That's what older people or seemingly "country" people said when things were a bit crazy, funny or ridiculous.
Or... getting old.
I know you've seem it and hate it, "Lordy lordy look who's forty!". It's on those cheap $1.99 greeting cards in the drugstore and grocery stores.
Well I'm about to turn forty - I think! I'll have to redo the math, but it's either thirty-nine or forty. Also a sign of being over thirty. Every adult I know that is older says they "feel younger than ever, " that they would "never choose to be young again," that they "finally enjoy life..." and I have to agree, as much as I hate chiming in with the masses.

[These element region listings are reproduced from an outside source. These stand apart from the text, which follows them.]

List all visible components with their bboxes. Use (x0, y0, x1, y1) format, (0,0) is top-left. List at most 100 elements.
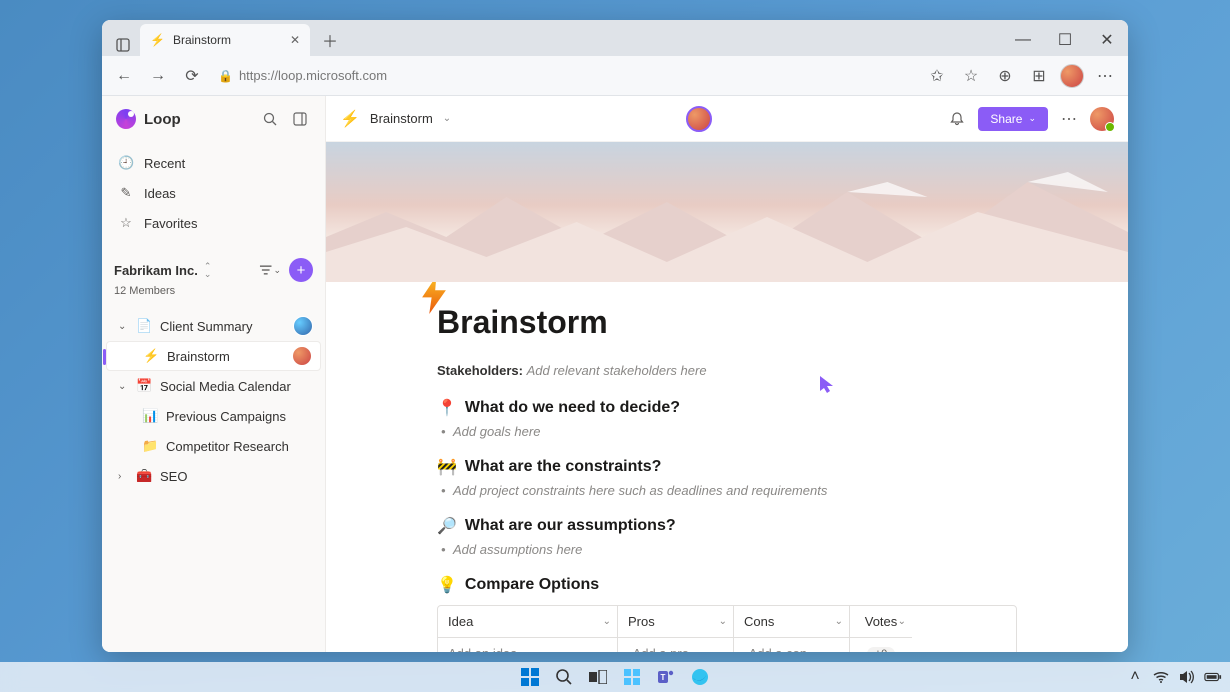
battery-icon[interactable] (1204, 668, 1222, 686)
chevron-down-icon[interactable]: ⌄ (835, 616, 843, 627)
widgets-button[interactable] (620, 665, 644, 689)
bullet-placeholder[interactable]: Add assumptions here (453, 542, 1017, 557)
chevron-down-icon[interactable]: ⌄ (719, 616, 727, 627)
calendar-icon: 📅 (136, 378, 152, 394)
nav-label: Ideas (144, 186, 176, 201)
vote-pill[interactable]: +0 (867, 647, 896, 653)
table-header-row: Idea⌄ Pros⌄ Cons⌄ Votes⌄ (438, 606, 1016, 638)
col-header-votes[interactable]: Votes⌄ (850, 606, 912, 638)
workspace-name[interactable]: Fabrikam Inc. (114, 263, 198, 278)
stakeholders-line[interactable]: Stakeholders: Add relevant stakeholders … (437, 363, 1017, 378)
nav-ideas[interactable]: ✎ Ideas (102, 178, 325, 208)
more-icon[interactable]: ⋯ (1058, 108, 1080, 130)
lock-icon: 🔒 (218, 69, 233, 83)
section-constraints: 🚧 What are the constraints? Add project … (437, 457, 1017, 498)
cell-cons[interactable]: Add a con (734, 638, 850, 652)
tree-item-client-summary[interactable]: ⌄ 📄 Client Summary (106, 311, 321, 341)
table-row: Add an idea Add a pro Add a con +0 (438, 638, 1016, 652)
window-minimize-button[interactable]: — (1002, 24, 1044, 56)
read-aloud-icon[interactable]: ✩ (924, 63, 950, 89)
cell-idea[interactable]: Add an idea (438, 638, 618, 652)
window-maximize-button[interactable]: ☐ (1044, 24, 1086, 56)
tree-item-seo[interactable]: › 🧰 SEO (106, 461, 321, 491)
page-title[interactable]: Brainstorm (437, 304, 1017, 341)
section-decide: 📍 What do we need to decide? Add goals h… (437, 398, 1017, 439)
nav-forward-button[interactable]: → (146, 64, 170, 88)
hero-image (326, 142, 1128, 282)
app-brand: Loop (144, 111, 181, 128)
bolt-icon: ⚡ (340, 109, 360, 129)
star-icon: ☆ (118, 215, 134, 231)
section-heading[interactable]: 💡 Compare Options (437, 575, 1017, 595)
bolt-icon: ⚡ (143, 348, 159, 364)
chevron-down-icon: ⌄ (1028, 113, 1036, 124)
browser-tab-active[interactable]: ⚡ Brainstorm ✕ (140, 24, 310, 56)
favorite-icon[interactable]: ☆ (958, 63, 984, 89)
close-tab-button[interactable]: ✕ (290, 33, 300, 47)
collections-icon[interactable]: ⊕ (992, 63, 1018, 89)
col-header-cons[interactable]: Cons⌄ (734, 606, 850, 638)
search-icon[interactable] (259, 108, 281, 130)
tree-item-competitor-research[interactable]: 📁 Competitor Research (106, 431, 321, 461)
profile-avatar[interactable] (1060, 64, 1084, 88)
window-close-button[interactable]: ✕ (1086, 24, 1128, 56)
tree-item-social-media[interactable]: ⌄ 📅 Social Media Calendar (106, 371, 321, 401)
teams-button[interactable]: T (654, 665, 678, 689)
page-icon[interactable] (419, 282, 449, 323)
collaborator-avatar[interactable] (686, 106, 712, 132)
document-body[interactable]: Brainstorm Stakeholders: Add relevant st… (326, 282, 1128, 652)
section-heading[interactable]: 📍 What do we need to decide? (437, 398, 1017, 418)
tree-label: Previous Campaigns (166, 409, 286, 424)
panel-toggle-icon[interactable] (289, 108, 311, 130)
section-heading[interactable]: 🔎 What are our assumptions? (437, 516, 1017, 536)
tab-overview-button[interactable] (112, 34, 134, 56)
stakeholders-placeholder: Add relevant stakeholders here (527, 363, 707, 378)
nav-refresh-button[interactable]: ⟳ (180, 64, 204, 88)
workspace-members: 12 Members (114, 285, 313, 297)
clock-icon: 🕘 (118, 155, 134, 171)
wifi-icon[interactable] (1152, 668, 1170, 686)
volume-icon[interactable] (1178, 668, 1196, 686)
presence-avatar (293, 316, 313, 336)
bullet-placeholder[interactable]: Add project constraints here such as dea… (453, 483, 1017, 498)
filter-icon[interactable]: ⌄ (259, 259, 281, 281)
notifications-icon[interactable] (946, 108, 968, 130)
presence-avatar (292, 346, 312, 366)
chevron-down-icon[interactable]: ⌄ (603, 616, 611, 627)
breadcrumb[interactable]: Brainstorm (370, 111, 433, 126)
bullet-placeholder[interactable]: Add goals here (453, 424, 1017, 439)
tree-item-brainstorm[interactable]: ⚡ Brainstorm (106, 341, 321, 371)
nav-recent[interactable]: 🕘 Recent (102, 148, 325, 178)
cell-pros[interactable]: Add a pro (618, 638, 734, 652)
col-header-idea[interactable]: Idea⌄ (438, 606, 618, 638)
chevron-down-icon[interactable]: ⌄ (443, 113, 451, 124)
start-button[interactable] (518, 665, 542, 689)
browser-menu-icon[interactable]: ⋯ (1092, 63, 1118, 89)
tree-item-previous-campaigns[interactable]: 📊 Previous Campaigns (106, 401, 321, 431)
section-heading[interactable]: 🚧 What are the constraints? (437, 457, 1017, 477)
browser-window: ⚡ Brainstorm ✕ ＋ — ☐ ✕ ← → ⟳ 🔒 https://l… (102, 20, 1128, 652)
url-display[interactable]: 🔒 https://loop.microsoft.com (218, 68, 387, 83)
stakeholders-label: Stakeholders: (437, 363, 523, 378)
share-label: Share (990, 112, 1022, 126)
tree-label: Brainstorm (167, 349, 230, 364)
extensions-icon[interactable]: ⊞ (1026, 63, 1052, 89)
add-page-button[interactable]: + (289, 258, 313, 282)
new-tab-button[interactable]: ＋ (316, 26, 344, 54)
share-button[interactable]: Share ⌄ (978, 107, 1048, 131)
toolbox-icon: 🧰 (136, 468, 152, 484)
sidebar-header: Loop (102, 96, 325, 142)
tray-chevron-icon[interactable]: ˄ (1126, 668, 1144, 686)
nav-favorites[interactable]: ☆ Favorites (102, 208, 325, 238)
task-view-button[interactable] (586, 665, 610, 689)
sidebar: Loop 🕘 Recent ✎ Ideas (102, 96, 326, 652)
chevron-down-icon[interactable]: ⌄ (898, 616, 906, 627)
cell-votes[interactable]: +0 (850, 638, 912, 652)
search-button[interactable] (552, 665, 576, 689)
tree-label: Social Media Calendar (160, 379, 291, 394)
workspace-switcher-icon[interactable]: ⌃⌄ (204, 262, 212, 278)
edge-button[interactable] (688, 665, 712, 689)
nav-back-button[interactable]: ← (112, 64, 136, 88)
col-header-pros[interactable]: Pros⌄ (618, 606, 734, 638)
user-avatar[interactable] (1090, 107, 1114, 131)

I've never been more fit, more clear headed and well - fucking sexy! Man, the availability of guys when you're a grown (over thirty), fit gay man seems unlimited! I think it might be because as gay men get older they get closer to the "ideal male image" of being not a boy, not old but just right. Add a few muscles and you become the guy others dream about; well, a modified version of that guy. I say that because clearly, without question, the ideal man for most even in Seattle is white and taller than I am. But - my fitness level and prominent abs are actual not that common, despite what our digital-sex world tells us. I think I read that only 2-3% of men ever develop visible abs, kids excluded.
Anyways, for whatever the reason - this is my reality, which seemed to happen overnight. I went to bed one day being Jose average, and woke up the next being the adorable, sexy guy.
So this weekend I'm actually hitting the runway (if you can call a fashion show at a gay bar that) in underwear, four different costume changes, each featuring my abs and all that I have to show off. If I think about it I get nervous, I don't even know if we wear shoes for the event or not or if we have to do a little gyrating-sextatic moves, but that's the other thing about being over thirty - you can just deal with it. It will be fine.
So I'm not sure how I'll celebrate myself this summer during this landmark year. Maybe I'll do the classic photo shoot that some (gay?) people do or just go about my normal hobbies, but whatever I do feels like it's just going to be better than ever this time. It's a neat feeling.